# french cleat system with locking mechanism?



## manfred50 (Nov 29, 2011)

Hello from Austria,
may I kindly ask for your advise.

Currently I am updating my retail shop.
I would like to make a display shelf wall based on the idea of the "french cleat" technic.
That would give my flexibility in arrangement and a uptodate look.
My fear is only if someone, unintentionally, pushes the shelf it might easily come off and fall on the ground and could hurt someone.

Now my question: Does anyone know a way to lock the shelfs in place?
It should be, if possible, without any additional screws, in order to avoid ugly screwholes and for optical reasons as invisible as possible.

That is a hard one, right? Any suggestion is welcome.
Many thanks in advance


----------



## Alchymist (Jan 2, 2011)

A single trim head screw in the center of the shelf to the stationary cleat should be sufficient, and not real noticeable.


----------



## manfred50 (Nov 29, 2011)

Hi there again,
in the meantime I found a similar system, called the "*hook-and-slat*" system, explained on www.americanwoodworker.com, by Jock Holmen.
I believe that one is more secure and fits my needs.
Any other proposal is welcome.
Thanks a lot,
Manfred


----------



## manfred50 (Nov 29, 2011)

Hello and many thanks for your suggestion.
I agree with you one small screw would not be very noticeable, if you fix it once and leave it, but
as we will rearrange the display wall almost every two weeks (retail shop) it will not take long and the wall looks ugly. Especially bad because it will be visible in eye-height of customer.
Sorry, but grateful for your efforts. Thanks
Manfred
l


----------



## OldEd (Jan 14, 2014)

drill a hole through the upright portion of the shelving unit - the piece the shelf portion of the french cleat is attached to: drill this hole so that it will penetrate the wall portion of the FC, preferably below the 45 cut. Then place a piece of dowel through the hole - make it a snug-but-not-too-tight fit. This will lock the shelf to the cleat: the shelf won't be able to move side to side, nor will it be subject to lifting forces, yet by simply pulling out the dowel you'll be able to move and rearrange the shelves. This requires, of course, that all your cleats be made to the same dimensions, at least as far as the dowel hole goes.

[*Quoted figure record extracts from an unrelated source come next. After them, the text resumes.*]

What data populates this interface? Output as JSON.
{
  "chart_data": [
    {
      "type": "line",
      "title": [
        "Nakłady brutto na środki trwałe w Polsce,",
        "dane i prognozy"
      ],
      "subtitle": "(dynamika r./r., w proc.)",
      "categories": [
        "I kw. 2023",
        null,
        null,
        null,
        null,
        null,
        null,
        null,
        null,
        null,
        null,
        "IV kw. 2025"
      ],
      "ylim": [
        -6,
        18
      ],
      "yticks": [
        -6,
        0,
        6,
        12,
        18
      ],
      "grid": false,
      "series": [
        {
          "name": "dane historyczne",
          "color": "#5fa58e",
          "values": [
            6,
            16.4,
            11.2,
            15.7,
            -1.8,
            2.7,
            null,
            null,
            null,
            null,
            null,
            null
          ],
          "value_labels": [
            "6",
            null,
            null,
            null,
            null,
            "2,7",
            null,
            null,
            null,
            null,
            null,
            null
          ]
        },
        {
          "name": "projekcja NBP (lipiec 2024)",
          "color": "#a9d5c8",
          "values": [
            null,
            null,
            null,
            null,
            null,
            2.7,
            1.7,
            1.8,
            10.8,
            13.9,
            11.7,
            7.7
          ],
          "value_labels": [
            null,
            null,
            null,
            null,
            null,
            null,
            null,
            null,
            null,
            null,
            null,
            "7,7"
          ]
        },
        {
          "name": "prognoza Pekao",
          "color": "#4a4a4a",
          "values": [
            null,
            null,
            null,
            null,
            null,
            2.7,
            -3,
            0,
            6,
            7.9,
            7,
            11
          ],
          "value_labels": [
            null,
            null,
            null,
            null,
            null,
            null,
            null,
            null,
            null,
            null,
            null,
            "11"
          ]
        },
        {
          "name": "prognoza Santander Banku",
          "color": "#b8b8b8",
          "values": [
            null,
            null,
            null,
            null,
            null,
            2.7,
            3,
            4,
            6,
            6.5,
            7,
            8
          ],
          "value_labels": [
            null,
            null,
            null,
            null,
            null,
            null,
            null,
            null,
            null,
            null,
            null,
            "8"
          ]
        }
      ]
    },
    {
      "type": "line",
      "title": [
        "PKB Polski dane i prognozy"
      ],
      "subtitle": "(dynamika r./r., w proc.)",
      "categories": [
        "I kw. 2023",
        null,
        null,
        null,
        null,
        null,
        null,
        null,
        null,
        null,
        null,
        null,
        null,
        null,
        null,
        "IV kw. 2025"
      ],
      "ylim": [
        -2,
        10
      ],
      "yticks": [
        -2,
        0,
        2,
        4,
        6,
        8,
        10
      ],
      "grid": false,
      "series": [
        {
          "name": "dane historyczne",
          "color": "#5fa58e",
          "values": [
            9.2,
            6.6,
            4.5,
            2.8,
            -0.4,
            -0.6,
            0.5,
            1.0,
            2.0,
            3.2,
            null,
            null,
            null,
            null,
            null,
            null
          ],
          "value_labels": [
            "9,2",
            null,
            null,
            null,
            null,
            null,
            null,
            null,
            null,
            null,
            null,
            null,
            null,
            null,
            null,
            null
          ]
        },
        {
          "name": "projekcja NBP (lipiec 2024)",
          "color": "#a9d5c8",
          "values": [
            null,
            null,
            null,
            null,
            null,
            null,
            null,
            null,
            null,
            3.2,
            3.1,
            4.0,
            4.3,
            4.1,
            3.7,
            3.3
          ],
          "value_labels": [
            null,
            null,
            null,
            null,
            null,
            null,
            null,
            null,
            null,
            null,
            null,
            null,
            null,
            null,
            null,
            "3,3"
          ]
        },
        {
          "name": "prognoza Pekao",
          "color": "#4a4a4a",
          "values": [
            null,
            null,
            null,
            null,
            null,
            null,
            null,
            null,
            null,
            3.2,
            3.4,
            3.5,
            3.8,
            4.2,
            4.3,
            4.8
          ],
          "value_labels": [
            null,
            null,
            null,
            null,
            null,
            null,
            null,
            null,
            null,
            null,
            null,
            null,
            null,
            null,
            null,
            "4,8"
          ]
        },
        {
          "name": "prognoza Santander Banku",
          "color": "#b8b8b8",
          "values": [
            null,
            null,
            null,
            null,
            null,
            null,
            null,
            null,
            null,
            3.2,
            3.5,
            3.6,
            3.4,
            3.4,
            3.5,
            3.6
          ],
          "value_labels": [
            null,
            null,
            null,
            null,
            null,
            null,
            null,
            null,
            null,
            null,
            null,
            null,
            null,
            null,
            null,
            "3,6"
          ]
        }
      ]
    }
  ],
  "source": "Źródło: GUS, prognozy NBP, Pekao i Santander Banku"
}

There is another way, but this is a lot more work, and reverses the normal positioning of the two parts of the FC, and requires two full cleats - one mounted upside down with respect to the other.

It also requires that the shelf be installed by sliding the shelf in from the side, not by lowering it from above.


----------



## manfred50 (Nov 29, 2011)

Hello OldEd,
not only one, but two great solutions to my issue. 
Thank you so much for these clever ideas.
Greetings from Vienna,
Manfred


----------



## cabinetman (Jul 5, 2007)

If you're making a french cleat from wood, you won't likely need a locking mechanism. If you look at the size of the cleat parts, the long side of ¾" stock will be taller than 1" (after being cut on a 45° angle). So, with the height of the pieces being over an inch, you wouldn't likely use the cleat to install a ¾" shelf. The actual shelf would have to be thicker than that.

The cleat system is designed for cabinets/boxes, etc. When the parts are fitted together, you wouldn't be able to 'bump' what's hanging and dislodge the cleat connection. To separate, the hung object would have to be lifted vertically to clear the wall member.
.

























.


----------



## manfred50 (Nov 29, 2011)

Hello cabinetman,
thanks a lot for your reply. 
Please see attached a pretty bad drawing how the shelf will look like.
As you can see the "attack surface" is quite big, in this case, and I believe it is not secure enough for a retail shop.
Thank you for your support.
Manfred


----------



## Alchymist (Jan 2, 2011)

If your display boxes are anywhere near all the same height, put a series of grooves in the top strip and let the top of the display box rest in one. Kind of like this:


----------



## manfred50 (Nov 29, 2011)

*Another helpful support, I am so grateful-thank you-*

*BINGO*, thank you, that is easy, simple and effective.:thumbsup:
Great idea, thank you again and greetings from Vienna,
Manfred


----------